Sunday, April 26, 2009

Though we are commanded to love one another and it is not our decision to choose who we will and won't forgive I think we have the choice to choose who we want in our lives. Unfortunately there are just some people out there that you clash with. It seems like every step of the way there's confrontation. In cases like these its always just easier to accept that person for who they are and let them go. I have found this to be very effective. I forgive the hardships we faced and I have forgoteen them but that does not change our relationship.

Aside from that realization nothing has really been going on lately. I have a job interview at the Wynn Monday at 2. This will be my 3rd interview and most people I've talked to about it think I've got the job which is AWESOME! I've also realized I might be too competitve. When I was younger and totally invovled with soccer I had a nasty habit of running the other girls down. Seriously. I would grab and pull and tear until they fell to the ground and I had the ball. This suprises a lot of people because I hit like a girl and I'm basically a panzy but trust me friends if I get pissed enough you're goin down. Anyways when I was 13 I stopped playing soccer until I was a freshmen. Not far into the season my position was changed and i found myself getting even more competitive. Now instead of being closer to our offensive goal I was on the defensive side and aside from the goalie the last feildsman to stop the opposing team from scoring. During one game another competetive player on the opposite team got a little pushy and I ended up shoving her into the goal post. Nice right. I know. My mom told me thatnight that she thought the old Alix was gone but apparently she wasn't. In fact, I was 10 times worse than I had been when I was younger. A few nights ago Chey and I decided to play a card game in which he killed me at. After the 2nd game I was so irritated that a few cuss words slipped. The next day at work a friend asked me if Chey was competetive. I laughed saying, "maybe but I'm so competetive I think it makes him look pretty mellow." Apparently this is a problem. I should try working on it!!!!

Anyways I'll keep you posted on what happens with the job.

1 comment:

Shelby Lou said...

I think you should have told me about what happened. I would have loved to know, from you.

I also think that by forgiving someone which we are all required to do... we give them a clean slate. Because heavenly father wont remember those things you did after you have been "forgiven" of them.

I know it sucks and it hurt you and the situation was horrible.

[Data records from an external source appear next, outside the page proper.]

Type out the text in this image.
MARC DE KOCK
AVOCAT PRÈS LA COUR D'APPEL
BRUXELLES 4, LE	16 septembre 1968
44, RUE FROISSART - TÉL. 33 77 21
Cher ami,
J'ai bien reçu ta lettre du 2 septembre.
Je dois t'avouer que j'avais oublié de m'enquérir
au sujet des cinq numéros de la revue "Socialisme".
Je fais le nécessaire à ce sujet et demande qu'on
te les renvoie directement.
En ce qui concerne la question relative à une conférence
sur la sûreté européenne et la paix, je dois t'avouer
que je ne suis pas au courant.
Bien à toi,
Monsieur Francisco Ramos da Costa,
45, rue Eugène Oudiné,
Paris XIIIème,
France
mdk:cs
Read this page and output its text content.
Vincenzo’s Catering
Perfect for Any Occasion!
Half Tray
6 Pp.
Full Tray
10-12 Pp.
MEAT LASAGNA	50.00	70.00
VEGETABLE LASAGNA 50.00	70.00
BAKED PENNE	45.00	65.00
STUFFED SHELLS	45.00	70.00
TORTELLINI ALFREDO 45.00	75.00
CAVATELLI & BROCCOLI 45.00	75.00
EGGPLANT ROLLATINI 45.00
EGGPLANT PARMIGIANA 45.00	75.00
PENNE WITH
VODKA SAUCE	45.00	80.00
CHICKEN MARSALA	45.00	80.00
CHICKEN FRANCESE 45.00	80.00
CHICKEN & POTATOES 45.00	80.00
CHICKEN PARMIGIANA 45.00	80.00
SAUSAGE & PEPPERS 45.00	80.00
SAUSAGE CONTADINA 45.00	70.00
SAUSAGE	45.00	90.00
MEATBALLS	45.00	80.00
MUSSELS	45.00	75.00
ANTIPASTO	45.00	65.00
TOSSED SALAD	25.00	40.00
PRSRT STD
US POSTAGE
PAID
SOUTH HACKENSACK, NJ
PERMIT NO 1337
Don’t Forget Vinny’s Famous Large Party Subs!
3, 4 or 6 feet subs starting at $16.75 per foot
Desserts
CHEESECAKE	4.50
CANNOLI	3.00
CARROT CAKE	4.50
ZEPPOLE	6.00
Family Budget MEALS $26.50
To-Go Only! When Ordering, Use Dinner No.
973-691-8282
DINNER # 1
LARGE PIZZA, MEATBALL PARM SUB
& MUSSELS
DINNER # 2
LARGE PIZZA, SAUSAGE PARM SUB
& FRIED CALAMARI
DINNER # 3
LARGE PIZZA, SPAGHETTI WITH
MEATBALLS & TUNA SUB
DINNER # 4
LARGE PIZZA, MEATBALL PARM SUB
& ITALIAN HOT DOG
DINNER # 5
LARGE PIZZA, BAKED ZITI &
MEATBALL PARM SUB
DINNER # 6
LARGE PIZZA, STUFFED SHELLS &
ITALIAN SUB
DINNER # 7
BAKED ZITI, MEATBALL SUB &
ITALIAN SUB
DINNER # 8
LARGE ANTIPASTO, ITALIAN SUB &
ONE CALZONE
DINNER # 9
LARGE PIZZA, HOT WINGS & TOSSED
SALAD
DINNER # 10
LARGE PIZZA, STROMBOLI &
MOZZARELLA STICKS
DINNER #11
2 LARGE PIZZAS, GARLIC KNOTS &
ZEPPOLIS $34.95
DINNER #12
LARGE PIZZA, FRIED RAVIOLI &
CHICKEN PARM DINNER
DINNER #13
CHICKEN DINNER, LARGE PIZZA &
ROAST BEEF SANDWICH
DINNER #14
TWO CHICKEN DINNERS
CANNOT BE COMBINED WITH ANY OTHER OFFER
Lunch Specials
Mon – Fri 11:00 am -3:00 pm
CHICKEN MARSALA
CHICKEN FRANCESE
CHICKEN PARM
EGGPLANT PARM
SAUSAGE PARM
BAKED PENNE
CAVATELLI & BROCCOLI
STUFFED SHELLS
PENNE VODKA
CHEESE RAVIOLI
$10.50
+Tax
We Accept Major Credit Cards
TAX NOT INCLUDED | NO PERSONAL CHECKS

But it doesn't mean that you have to be best friends with that person. You just have to respect them, and love them as a friend because everyone deserves love. Even when they don't "deserve" it to the worlds standards.

Also... you have a reason to be angry. You are hurt. You want to be happy, and you are. This person didn't seem happy for you and that is where they went wrong. Which is dumb.

I LOVE YOU. and I'm sorry if this seems like i am taking sides. I'm not. I'm just giving out my neutral opinion. Because I know both sides of the story, now.